One in three banks ignoring core systems, just 6% prioritising IT security: Capgemini
Despite increasing security threats and competitive pressures, a Capgemini straw poll of banking and financial services executives has found one-third aren't modernising their systems and just 6% are enhancing their IT security.
More than one-third of banking and financial services organisations are doing nothing to revise their core operational and payment systems – and just 6% are prioritising IT security – despite increasing competitive pressures and demand for towards real-time processing, a survey of banking executives has found.
The Capgemini survey – conducted amongst a live audience at FST Media’s recent Future of Banking & Financial Services conference – found that while 21% said systems modernisation was their top corporate priority, fully 36% said it was “not on the agenda”. A further 18% each said it was a top-three and top-ten priority, while 6% said it was a priority for individual business units only.
Members of the hundreds-strong audience were invited to respond to a series of survey questions about their technology priorities, with 41% saying that the implementation of multi-channel delivery capabilities was top on their list.

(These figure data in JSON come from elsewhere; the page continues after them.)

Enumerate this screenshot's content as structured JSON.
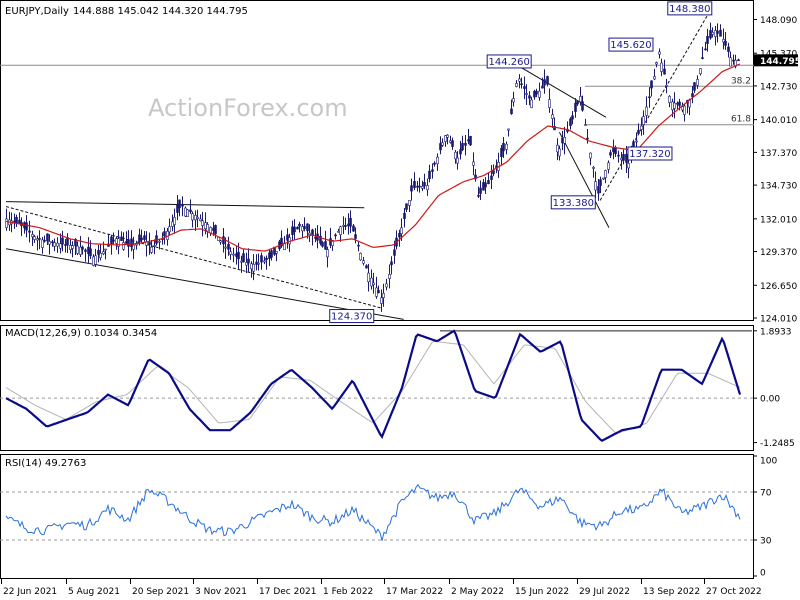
{
  "header": {
    "symbol": "EURJPY,Daily",
    "ohlc": "144.888 145.042 144.320 144.795"
  },
  "watermark": "ActionForex.com",
  "macd_header": "MACD(12,26,9) 0.1034 0.3454",
  "rsi_header": "RSI(14) 49.2763",
  "colors": {
    "candle": "#1a1a6e",
    "ma": "#d01818",
    "macd": "#0b0b8a",
    "signal": "#b4b4b4",
    "rsi": "#2a6fdc",
    "grid": "#777777"
  },
  "chart_data": [
    {
      "type": "candlestick",
      "title": "EURJPY,Daily",
      "ylim": [
        124.01,
        149.5
      ],
      "y_ticks": [
        "148.090",
        "145.370",
        "142.730",
        "140.010",
        "137.370",
        "134.730",
        "132.010",
        "129.370",
        "126.650",
        "124.010"
      ],
      "current_price_label": "144.795",
      "current_price": 144.795,
      "x_tick_labels": [
        "22 Jun 2021",
        "5 Aug 2021",
        "20 Sep 2021",
        "3 Nov 2021",
        "17 Dec 2021",
        "1 Feb 2022",
        "17 Mar 2022",
        "2 May 2022",
        "15 Jun 2022",
        "29 Jul 2022",
        "13 Sep 2022",
        "27 Oct 2022"
      ],
      "annotations": [
        {
          "text": "148.380",
          "value": 148.38,
          "date": "2022-10-21"
        },
        {
          "text": "145.620",
          "value": 145.62,
          "date": "2022-09-12"
        },
        {
          "text": "144.260",
          "value": 144.26,
          "date": "2022-06-08"
        },
        {
          "text": "137.320",
          "value": 137.32,
          "date": "2022-09-01"
        },
        {
          "text": "133.380",
          "value": 133.38,
          "date": "2022-08-02"
        },
        {
          "text": "124.370",
          "value": 124.37,
          "date": "2022-03-07"
        }
      ],
      "fib_levels": [
        {
          "label": "38.2",
          "value": 142.7
        },
        {
          "label": "61.8",
          "value": 139.6
        }
      ],
      "horizontal_level": 144.4,
      "close_path": [
        [
          "2021-06-22",
          132.0
        ],
        [
          "2021-07-01",
          131.6
        ],
        [
          "2021-07-13",
          130.4
        ],
        [
          "2021-07-21",
          130.2
        ],
        [
          "2021-08-02",
          129.9
        ],
        [
          "2021-08-11",
          129.8
        ],
        [
          "2021-08-20",
          128.9
        ],
        [
          "2021-08-27",
          129.3
        ],
        [
          "2021-09-06",
          130.5
        ],
        [
          "2021-09-15",
          129.7
        ],
        [
          "2021-09-24",
          130.4
        ],
        [
          "2021-09-30",
          129.7
        ],
        [
          "2021-10-08",
          130.5
        ],
        [
          "2021-10-20",
          133.1
        ],
        [
          "2021-10-27",
          132.5
        ],
        [
          "2021-11-08",
          131.5
        ],
        [
          "2021-11-19",
          129.8
        ],
        [
          "2021-11-30",
          128.6
        ],
        [
          "2021-12-10",
          128.3
        ],
        [
          "2021-12-21",
          128.9
        ],
        [
          "2021-12-31",
          130.2
        ],
        [
          "2022-01-10",
          131.5
        ],
        [
          "2022-01-20",
          130.5
        ],
        [
          "2022-01-28",
          129.4
        ],
        [
          "2022-02-07",
          131.5
        ],
        [
          "2022-02-14",
          131.4
        ],
        [
          "2022-02-24",
          128.0
        ],
        [
          "2022-03-07",
          125.5
        ],
        [
          "2022-03-15",
          129.0
        ],
        [
          "2022-03-28",
          134.5
        ],
        [
          "2022-04-07",
          134.7
        ],
        [
          "2022-04-20",
          139.0
        ],
        [
          "2022-04-28",
          136.9
        ],
        [
          "2022-05-06",
          138.5
        ],
        [
          "2022-05-12",
          133.8
        ],
        [
          "2022-05-20",
          135.0
        ],
        [
          "2022-05-31",
          137.9
        ],
        [
          "2022-06-08",
          143.5
        ],
        [
          "2022-06-17",
          141.5
        ],
        [
          "2022-06-28",
          143.0
        ],
        [
          "2022-07-06",
          137.4
        ],
        [
          "2022-07-15",
          139.8
        ],
        [
          "2022-07-21",
          141.9
        ],
        [
          "2022-08-02",
          134.0
        ],
        [
          "2022-08-12",
          137.5
        ],
        [
          "2022-08-23",
          136.4
        ],
        [
          "2022-09-01",
          139.5
        ],
        [
          "2022-09-09",
          143.0
        ],
        [
          "2022-09-13",
          145.6
        ],
        [
          "2022-09-21",
          141.5
        ],
        [
          "2022-09-30",
          141.0
        ],
        [
          "2022-10-07",
          142.0
        ],
        [
          "2022-10-14",
          145.5
        ],
        [
          "2022-10-21",
          147.3
        ],
        [
          "2022-10-27",
          146.5
        ],
        [
          "2022-11-02",
          144.8
        ],
        [
          "2022-11-08",
          144.795
        ]
      ],
      "ma_path": [
        [
          "2021-06-22",
          131.8
        ],
        [
          "2021-07-15",
          131.3
        ],
        [
          "2021-08-05",
          130.4
        ],
        [
          "2021-08-20",
          130.0
        ],
        [
          "2021-09-06",
          129.9
        ],
        [
          "2021-09-20",
          130.0
        ],
        [
          "2021-10-07",
          130.4
        ],
        [
          "2021-10-20",
          131.1
        ],
        [
          "2021-11-03",
          131.2
        ],
        [
          "2021-11-18",
          130.4
        ],
        [
          "2021-12-01",
          129.6
        ],
        [
          "2021-12-17",
          129.4
        ],
        [
          "2022-01-03",
          130.2
        ],
        [
          "2022-01-18",
          130.7
        ],
        [
          "2022-02-01",
          130.2
        ],
        [
          "2022-02-15",
          130.4
        ],
        [
          "2022-03-01",
          129.7
        ],
        [
          "2022-03-15",
          129.9
        ],
        [
          "2022-03-30",
          131.5
        ],
        [
          "2022-04-15",
          133.9
        ],
        [
          "2022-05-02",
          135.0
        ],
        [
          "2022-05-16",
          135.5
        ],
        [
          "2022-06-01",
          136.6
        ],
        [
          "2022-06-15",
          138.3
        ],
        [
          "2022-06-29",
          139.5
        ],
        [
          "2022-07-13",
          139.2
        ],
        [
          "2022-07-27",
          138.3
        ],
        [
          "2022-08-12",
          137.8
        ],
        [
          "2022-08-29",
          137.5
        ],
        [
          "2022-09-13",
          139.5
        ],
        [
          "2022-09-28",
          141.0
        ],
        [
          "2022-10-12",
          142.3
        ],
        [
          "2022-10-27",
          143.9
        ],
        [
          "2022-11-08",
          144.5
        ]
      ],
      "trendlines": [
        {
          "from": [
            "2021-06-22",
            133.4
          ],
          "to": [
            "2022-02-23",
            132.9
          ],
          "style": "solid"
        },
        {
          "from": [
            "2021-06-22",
            129.6
          ],
          "to": [
            "2022-03-22",
            123.9
          ],
          "style": "solid"
        },
        {
          "from": [
            "2021-06-22",
            133.0
          ],
          "to": [
            "2022-03-07",
            124.8
          ],
          "style": "dashed"
        },
        {
          "from": [
            "2022-06-08",
            144.4
          ],
          "to": [
            "2022-08-08",
            140.2
          ],
          "style": "solid"
        },
        {
          "from": [
            "2022-07-07",
            139.0
          ],
          "to": [
            "2022-08-10",
            131.3
          ],
          "style": "solid"
        },
        {
          "from": [
            "2022-08-04",
            133.5
          ],
          "to": [
            "2022-10-17",
            148.5
          ],
          "style": "dashed"
        }
      ]
    },
    {
      "type": "line",
      "title": "MACD(12,26,9) 0.1034 0.3454",
      "ylim": [
        -1.4,
        2.0
      ],
      "y_ticks": [
        "1.8933",
        "0.00",
        "-1.2485"
      ],
      "series": [
        {
          "name": "MACD",
          "values": [
            [
              "2021-06-22",
              0.0
            ],
            [
              "2021-07-06",
              -0.3
            ],
            [
              "2021-07-20",
              -0.8
            ],
            [
              "2021-08-03",
              -0.6
            ],
            [
              "2021-08-17",
              -0.4
            ],
            [
              "2021-08-31",
              0.1
            ],
            [
              "2021-09-14",
              -0.2
            ],
            [
              "2021-09-28",
              1.1
            ],
            [
              "2021-10-12",
              0.7
            ],
            [
              "2021-10-26",
              -0.3
            ],
            [
              "2021-11-09",
              -0.9
            ],
            [
              "2021-11-23",
              -0.9
            ],
            [
              "2021-12-07",
              -0.4
            ],
            [
              "2021-12-21",
              0.4
            ],
            [
              "2022-01-04",
              0.8
            ],
            [
              "2022-01-18",
              0.3
            ],
            [
              "2022-02-01",
              -0.3
            ],
            [
              "2022-02-15",
              0.5
            ],
            [
              "2022-03-07",
              -1.1
            ],
            [
              "2022-03-21",
              0.3
            ],
            [
              "2022-03-31",
              1.8
            ],
            [
              "2022-04-14",
              1.6
            ],
            [
              "2022-04-26",
              1.9
            ],
            [
              "2022-05-10",
              0.2
            ],
            [
              "2022-05-24",
              0.0
            ],
            [
              "2022-06-10",
              1.8
            ],
            [
              "2022-06-24",
              1.3
            ],
            [
              "2022-07-08",
              1.6
            ],
            [
              "2022-07-22",
              -0.6
            ],
            [
              "2022-08-05",
              -1.2
            ],
            [
              "2022-08-19",
              -0.9
            ],
            [
              "2022-09-01",
              -0.8
            ],
            [
              "2022-09-15",
              0.8
            ],
            [
              "2022-09-29",
              0.8
            ],
            [
              "2022-10-13",
              0.4
            ],
            [
              "2022-10-27",
              1.7
            ],
            [
              "2022-11-08",
              0.1
            ]
          ]
        },
        {
          "name": "Signal",
          "values": [
            [
              "2021-06-22",
              0.3
            ],
            [
              "2021-07-12",
              -0.2
            ],
            [
              "2021-08-02",
              -0.6
            ],
            [
              "2021-08-23",
              -0.1
            ],
            [
              "2021-09-13",
              0.1
            ],
            [
              "2021-10-04",
              0.9
            ],
            [
              "2021-10-25",
              0.3
            ],
            [
              "2021-11-15",
              -0.7
            ],
            [
              "2021-12-06",
              -0.6
            ],
            [
              "2021-12-27",
              0.6
            ],
            [
              "2022-01-17",
              0.5
            ],
            [
              "2022-02-07",
              -0.1
            ],
            [
              "2022-03-01",
              -0.7
            ],
            [
              "2022-03-21",
              0.2
            ],
            [
              "2022-04-11",
              1.6
            ],
            [
              "2022-05-02",
              1.5
            ],
            [
              "2022-05-23",
              0.4
            ],
            [
              "2022-06-13",
              1.5
            ],
            [
              "2022-07-04",
              1.4
            ],
            [
              "2022-07-25",
              -0.1
            ],
            [
              "2022-08-15",
              -1.0
            ],
            [
              "2022-09-05",
              -0.7
            ],
            [
              "2022-09-26",
              0.7
            ],
            [
              "2022-10-17",
              0.7
            ],
            [
              "2022-11-08",
              0.3
            ]
          ]
        }
      ]
    },
    {
      "type": "line",
      "title": "RSI(14) 49.2763",
      "ylim": [
        0,
        100
      ],
      "y_ticks": [
        "100",
        "70",
        "30",
        "0"
      ],
      "series": [
        {
          "name": "RSI",
          "values": [
            [
              "2021-06-22",
              48
            ],
            [
              "2021-07-06",
              40
            ],
            [
              "2021-07-20",
              38
            ],
            [
              "2021-08-03",
              44
            ],
            [
              "2021-08-17",
              42
            ],
            [
              "2021-08-31",
              56
            ],
            [
              "2021-09-14",
              47
            ],
            [
              "2021-09-28",
              72
            ],
            [
              "2021-10-12",
              62
            ],
            [
              "2021-10-26",
              48
            ],
            [
              "2021-11-09",
              38
            ],
            [
              "2021-11-23",
              37
            ],
            [
              "2021-12-07",
              45
            ],
            [
              "2021-12-21",
              53
            ],
            [
              "2022-01-04",
              60
            ],
            [
              "2022-01-18",
              49
            ],
            [
              "2022-02-01",
              45
            ],
            [
              "2022-02-15",
              55
            ],
            [
              "2022-03-07",
              33
            ],
            [
              "2022-03-21",
              62
            ],
            [
              "2022-03-31",
              73
            ],
            [
              "2022-04-14",
              65
            ],
            [
              "2022-04-26",
              70
            ],
            [
              "2022-05-10",
              46
            ],
            [
              "2022-05-24",
              52
            ],
            [
              "2022-06-10",
              72
            ],
            [
              "2022-06-24",
              58
            ],
            [
              "2022-07-08",
              65
            ],
            [
              "2022-07-22",
              44
            ],
            [
              "2022-08-05",
              42
            ],
            [
              "2022-08-19",
              55
            ],
            [
              "2022-09-01",
              55
            ],
            [
              "2022-09-15",
              71
            ],
            [
              "2022-09-29",
              52
            ],
            [
              "2022-10-13",
              58
            ],
            [
              "2022-10-27",
              68
            ],
            [
              "2022-11-08",
              49
            ]
          ]
        }
      ]
    }
  ]
}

Just 24% indicated they were focused on overhauling core systems, 9% were upgrading online customer portals, and only 6% were busy enhancing their IT security.
This last figure may surprise many given that security was broadly flagged as a key focus for increasingly-online banks going forward.
“Security is absolutely essential, particularly given the increasing levels of cybercrime and our operations in 32 countries with demanding regulatory bodies,” Anne Weatherston, CIO of top-four Australian and Asia-Pacific financial giant ANZ Bank said at the event.
“We’re in a major plan to modernise the bank, and even though it will complete in 2014 the reality is that the growing nature of cybercrime will necessitate a sustained and continuous investment in this area.”
Asked about the challenges they faced in delivering a multi-channel customer experience, participants flagged a number of different concerns. Aging bank technology was a problem in 35% of environments, while new channels and time-to-market pressures were flagged by 28%.
Trends for initiatives to be siloed within business lines were named as a challenge by 22% of respondents, while competing channels and channel profitability were relatively low concerns with 9% and 7% responses, respectively.
Those issues reflected a growing need for continuous technological change amongst banks and financial services providers.
The future “will demand that the organisation sees and accepts the imperative to change,” Weatherston said, “and can organise and execute that. The skills required to architect and build this proposition will be very different from the skills for business and banking technological skills.”
Mobile banking strategies remained a source of considerable focus, with one in five respondents working to build new mobile apps. This reflects a growing interest in the use of mobile banking to improve customer service or, in the case of some progressive banks, as the primary method of customer interaction.
Mobiles were seen by 43% of respondents as conduits for targeted offers or information, while 20% said they would use mobiles to engage customers through social-media channels. Just 11% flagged the value of mobiles for workforce collaboration, and only 6% were interested in using mobiles to track customer behaviour.
Asked about their priorities for the year ahead, data analytics (45%) and the use of mobiles and digital wallets (39%) were by far the dominant priorities, with biometrics (7%), videoconferencing (5%) and gamification (5%) taking up the rear.
Finally, surveyed banks were broadly optimistic about the potential for new online channels to increase revenues, with 65% indicating they new revenue sources to be material; conversely, just 20% said they expected revenues to decrease because of new competitors.